Broadway’s groundbreaking new musical Hamilton has proven to be its own significant moment in the current pop cultural climate, both within the confines of professional theater and outside it. It’s made Broadway accessible and appealing to people unfamiliar (or unconcerned) with a genre that, at its core, is overwhelmingly, institutionally white. Save for one role, Hamilton’s principal characters are played entirely by people of color, a move that makes good on show creator Lin-Manuel Miranda’s desire to take back the narrative of America’s very white origin story.

But the show recently came under fire when outraged white people claimed a new casting call -- which specifically encourages non-white actors to audition for the show — is exclusionary, a grievance they have likely never before experienced.

Human Rights lawyer Randolph McLaughlin called the casting call discriminatory, stopping just short of calling "reverse racism" on the whole thing.

“I don’t know how a producer in the 21st century can think this is OK,” he told CNN. “Even when the intention is obviously good, you can’t express racial preference. This is an issue we have been fighting for decades and it started for black people. Imagine if the casting call was for WHITES ONLY. Al Sharpton would have a picket line. Listen, Idris Alba might not be the best person to play James Bond, but he should certainly be allowed to audition for the role if he wants to."

Thankfully, show producer Jeffrey Seller isn’t backing down.

“It is essential to the storytelling of Hamilton that the principal roles — which were written for non-white characters (excepting King George) — be performed by non-white actors,” he said in a statement via US Weekly.

"Hamilton depicts the birth of our nation in a singular way," he continued. "We will continue to cast the show with the same multicultural diversity that we have employed thus far."

President Obama perfectly echoed Hamilton's intent when he recently introduced the cast, who performed a special performance at the White House earlier this month.

"With a cast as diverse as America itself, including the outstandingly talented women, the show reminds us that this nation was built by more than just a few great men," he said. "And that it is an inheritance that belongs to all of us."

The casting call has since been amended to include the phrase, "we welcome people of all ethnicities to audition for Hamilton."

While the outrage over the casting call is, admittedly, ridiculous (the truth is, Hamilton wouldn't work nearly as well were it cast largely with white people), it’s brought a much-needed conversation about Broadway's glaring diversity problem to light.

The Actors' Equity Association -- which initially agreed the language in the casting call was “inconsistent with union policy" -- has since released its own statement, saying, “The real issue here is not a single casting notice, or a reporter trying to create a story.
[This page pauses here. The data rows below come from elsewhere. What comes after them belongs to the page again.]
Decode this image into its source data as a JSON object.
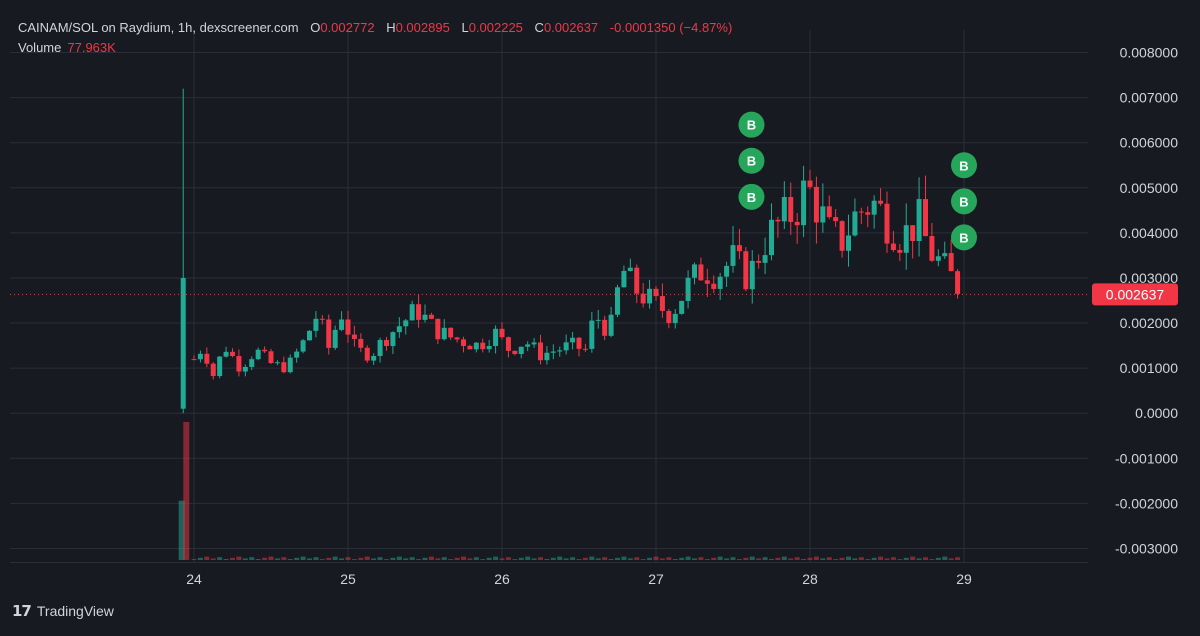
{
  "header": {
    "symbol": "CAINAM/SOL on Raydium, 1h, dexscreener.com",
    "o_label": "O",
    "o_value": "0.002772",
    "h_label": "H",
    "h_value": "0.002895",
    "l_label": "L",
    "l_value": "0.002225",
    "c_label": "C",
    "c_value": "0.002637",
    "change": "-0.0001350 (−4.87%)"
  },
  "volume": {
    "label": "Volume",
    "value": "77.963K"
  },
  "footer": {
    "brand": "TradingView",
    "logo_glyph": "17"
  },
  "colors": {
    "up": "#22ab94",
    "down": "#f23645",
    "marker": "#26a65b",
    "background": "#181a21",
    "grid": "#2a2e39"
  },
  "chart_data": {
    "type": "candlestick",
    "x_ticks": [
      "24",
      "25",
      "26",
      "27",
      "28",
      "29"
    ],
    "y_ticks": [
      "0.008000",
      "0.007000",
      "0.006000",
      "0.005000",
      "0.004000",
      "0.003000",
      "0.002000",
      "0.001000",
      "0.0000",
      "-0.001000",
      "-0.002000",
      "-0.003000"
    ],
    "ylim": [
      -0.0033,
      0.0085
    ],
    "xlim": [
      23.0,
      30.0
    ],
    "last_price_label": "0.002637",
    "last_price": 0.002637,
    "grid": true,
    "buy_marker_label": "B",
    "buy_markers": [
      {
        "x": 27.62,
        "y": 0.0064
      },
      {
        "x": 27.62,
        "y": 0.0056
      },
      {
        "x": 27.62,
        "y": 0.0048
      },
      {
        "x": 29.0,
        "y": 0.0055
      },
      {
        "x": 29.0,
        "y": 0.0047
      },
      {
        "x": 29.0,
        "y": 0.0039
      }
    ],
    "candle_anchors": [
      [
        23.92,
        0.0001
      ],
      [
        23.96,
        0.0028
      ],
      [
        24.0,
        0.0012
      ],
      [
        24.06,
        0.0015
      ],
      [
        24.12,
        0.0008
      ],
      [
        24.2,
        0.0015
      ],
      [
        24.3,
        0.001
      ],
      [
        24.4,
        0.0014
      ],
      [
        24.5,
        0.0011
      ],
      [
        24.6,
        0.001
      ],
      [
        24.7,
        0.0015
      ],
      [
        24.8,
        0.0022
      ],
      [
        24.88,
        0.0014
      ],
      [
        24.95,
        0.0023
      ],
      [
        25.05,
        0.0014
      ],
      [
        25.15,
        0.0013
      ],
      [
        25.25,
        0.0017
      ],
      [
        25.35,
        0.002
      ],
      [
        25.45,
        0.0023
      ],
      [
        25.55,
        0.0019
      ],
      [
        25.65,
        0.0017
      ],
      [
        25.75,
        0.0016
      ],
      [
        25.85,
        0.0015
      ],
      [
        25.95,
        0.0018
      ],
      [
        26.05,
        0.0014
      ],
      [
        26.15,
        0.0016
      ],
      [
        26.25,
        0.0013
      ],
      [
        26.35,
        0.0014
      ],
      [
        26.45,
        0.0015
      ],
      [
        26.55,
        0.0014
      ],
      [
        26.6,
        0.0022
      ],
      [
        26.7,
        0.0018
      ],
      [
        26.78,
        0.0032
      ],
      [
        26.85,
        0.0028
      ],
      [
        26.92,
        0.0026
      ],
      [
        27.0,
        0.0024
      ],
      [
        27.1,
        0.0022
      ],
      [
        27.2,
        0.0028
      ],
      [
        27.3,
        0.0032
      ],
      [
        27.4,
        0.0031
      ],
      [
        27.5,
        0.0034
      ],
      [
        27.6,
        0.003
      ],
      [
        27.7,
        0.0038
      ],
      [
        27.8,
        0.0042
      ],
      [
        27.9,
        0.0045
      ],
      [
        27.98,
        0.005
      ],
      [
        28.05,
        0.0046
      ],
      [
        28.12,
        0.004
      ],
      [
        28.2,
        0.0038
      ],
      [
        28.3,
        0.0044
      ],
      [
        28.4,
        0.0047
      ],
      [
        28.5,
        0.0043
      ],
      [
        28.6,
        0.0039
      ],
      [
        28.7,
        0.0043
      ],
      [
        28.78,
        0.0036
      ],
      [
        28.85,
        0.0033
      ],
      [
        28.92,
        0.003
      ],
      [
        29.0,
        0.002637
      ]
    ],
    "spike": {
      "x": 23.93,
      "high": 0.0072,
      "low": 0.0,
      "open": 0.0001,
      "close": 0.003
    },
    "volume_spike_candles": [
      {
        "x": 23.92,
        "direction": "up",
        "value_fraction": 0.43
      },
      {
        "x": 23.95,
        "direction": "down",
        "value_fraction": 1.0
      }
    ]
  }
}
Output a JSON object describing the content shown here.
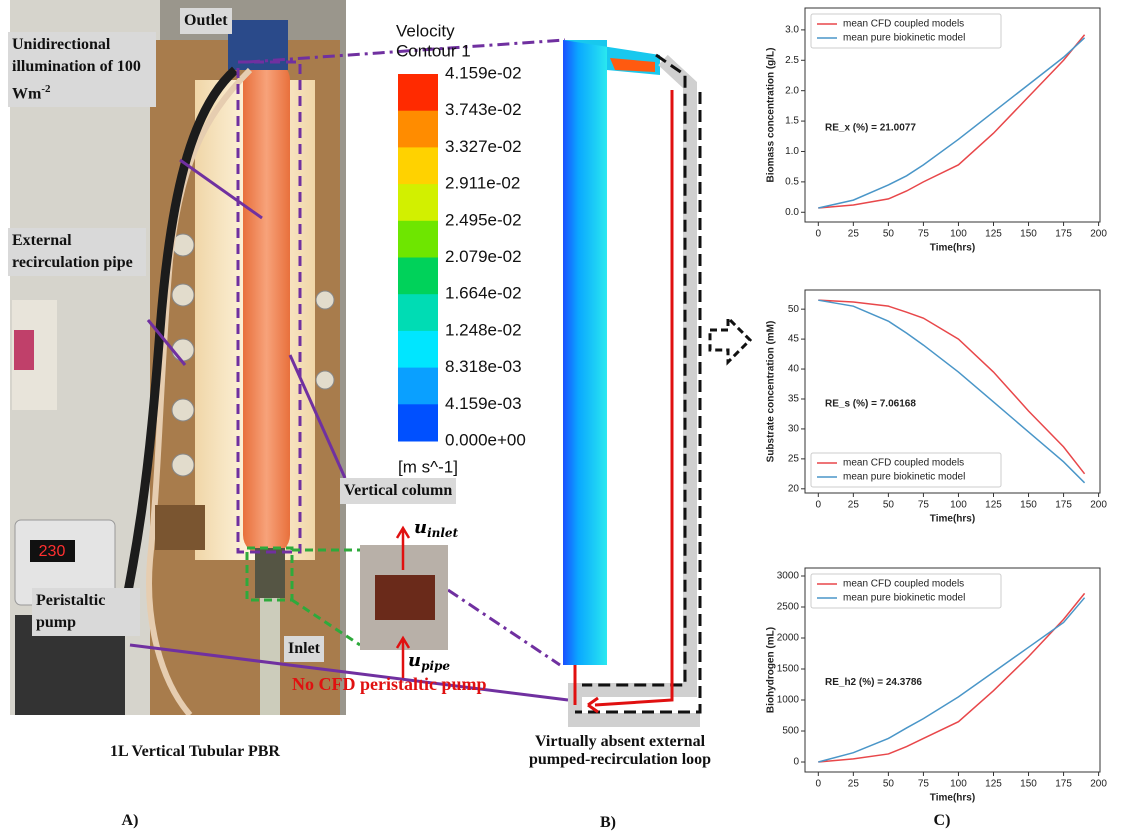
{
  "panel_a": {
    "outlet": "Outlet",
    "illumination": "Unidirectional illumination of",
    "illumination_value": "100 Wm",
    "illumination_exp": "-2",
    "pipe": "External recirculation pipe",
    "column": "Vertical column",
    "pump": "Peristaltic pump",
    "inlet": "Inlet",
    "pump_display": "230",
    "u_inlet": {
      "symbol": "u",
      "subscript": "inlet"
    },
    "u_pipe": {
      "symbol": "u",
      "subscript": "pipe"
    },
    "no_cfd_pump": "No CFD peristaltic pump",
    "caption": "1L Vertical Tubular PBR",
    "letter": "A)"
  },
  "panel_b": {
    "colorbar": {
      "title": "Velocity",
      "subtitle": "Contour 1",
      "levels": [
        "4.159e-02",
        "3.743e-02",
        "3.327e-02",
        "2.911e-02",
        "2.495e-02",
        "2.079e-02",
        "1.664e-02",
        "1.248e-02",
        "8.318e-03",
        "4.159e-03",
        "0.000e+00"
      ],
      "colors": [
        "#ff2a00",
        "#ff8c00",
        "#ffd200",
        "#d2f000",
        "#6ee600",
        "#00d25a",
        "#00dcb4",
        "#00e6ff",
        "#0aa0ff",
        "#0050ff"
      ],
      "unit": "[m s^-1]"
    },
    "caption_line1": "Virtually absent external",
    "caption_line2": "pumped-recirculation loop",
    "letter": "B)"
  },
  "panel_c": {
    "letter": "C)"
  },
  "chart_data": [
    {
      "type": "line",
      "xlabel": "Time(hrs)",
      "ylabel": "Biomass concentration (g/L)",
      "annotation": "RE_x (%) = 21.0077",
      "x": [
        0,
        25,
        50,
        63,
        75,
        100,
        125,
        150,
        175,
        190
      ],
      "series": [
        {
          "name": "mean CFD coupled models",
          "color": "#e8474a",
          "values": [
            0.07,
            0.12,
            0.22,
            0.35,
            0.5,
            0.78,
            1.3,
            1.9,
            2.5,
            2.92
          ]
        },
        {
          "name": "mean pure biokinetic model",
          "color": "#4a96c8",
          "values": [
            0.07,
            0.2,
            0.45,
            0.6,
            0.78,
            1.2,
            1.65,
            2.1,
            2.55,
            2.87
          ]
        }
      ],
      "xlim": [
        -9.5,
        201
      ],
      "ylim": [
        -0.16,
        3.36
      ],
      "xticks": [
        0,
        25,
        50,
        75,
        100,
        125,
        150,
        175,
        200
      ],
      "yticks": [
        {
          "value": 0,
          "label": "0.0"
        },
        0.5,
        {
          "value": 1,
          "label": "1.0"
        },
        1.5,
        {
          "value": 2,
          "label": "2.0"
        },
        2.5,
        {
          "value": 3,
          "label": "3.0"
        }
      ],
      "legend": "upper left"
    },
    {
      "type": "line",
      "xlabel": "Time(hrs)",
      "ylabel": "Substrate concentration (mM)",
      "annotation": "RE_s (%) = 7.06168",
      "x": [
        0,
        25,
        50,
        63,
        75,
        100,
        125,
        150,
        175,
        190
      ],
      "series": [
        {
          "name": "mean CFD coupled models",
          "color": "#e8474a",
          "values": [
            51.5,
            51.2,
            50.5,
            49.5,
            48.5,
            45,
            39.5,
            33,
            27,
            22.5
          ]
        },
        {
          "name": "mean pure biokinetic model",
          "color": "#4a96c8",
          "values": [
            51.5,
            50.5,
            48,
            46,
            44,
            39.5,
            34.5,
            29.5,
            24.5,
            21
          ]
        }
      ],
      "xlim": [
        -9.5,
        201
      ],
      "ylim": [
        19.3,
        53.2
      ],
      "xticks": [
        0,
        25,
        50,
        75,
        100,
        125,
        150,
        175,
        200
      ],
      "yticks": [
        20,
        25,
        30,
        35,
        40,
        45,
        50
      ],
      "legend": "lower left"
    },
    {
      "type": "line",
      "xlabel": "Time(hrs)",
      "ylabel": "Biohydrogen (mL)",
      "annotation": "RE_h2 (%) = 24.3786",
      "x": [
        0,
        25,
        50,
        63,
        75,
        100,
        125,
        150,
        175,
        190
      ],
      "series": [
        {
          "name": "mean CFD coupled models",
          "color": "#e8474a",
          "values": [
            0,
            50,
            130,
            250,
            380,
            650,
            1150,
            1700,
            2300,
            2720
          ]
        },
        {
          "name": "mean pure biokinetic model",
          "color": "#4a96c8",
          "values": [
            0,
            150,
            380,
            550,
            700,
            1050,
            1450,
            1850,
            2250,
            2650
          ]
        }
      ],
      "xlim": [
        -9.5,
        201
      ],
      "ylim": [
        -161,
        3129
      ],
      "xticks": [
        0,
        25,
        50,
        75,
        100,
        125,
        150,
        175,
        200
      ],
      "yticks": [
        0,
        500,
        1000,
        1500,
        2000,
        2500,
        3000
      ],
      "legend": "upper left"
    }
  ]
}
The real issue is that in 2016, there are still far too few roles for non-Caucasian actors. In that respect, of course, Hamilton has been groundbreaking, and we hope that the true and exciting diversity on display at the Richard Rogers inspires casing director and creative teams throughout the industry.

“We will continue to fight for our members of color," the statement reads. "We know that you have changed the minds of authors, directors and choreographers even when the casting notice has said that the character was Caucasian. Equal Employment Opportunity gives you the power to change minds.”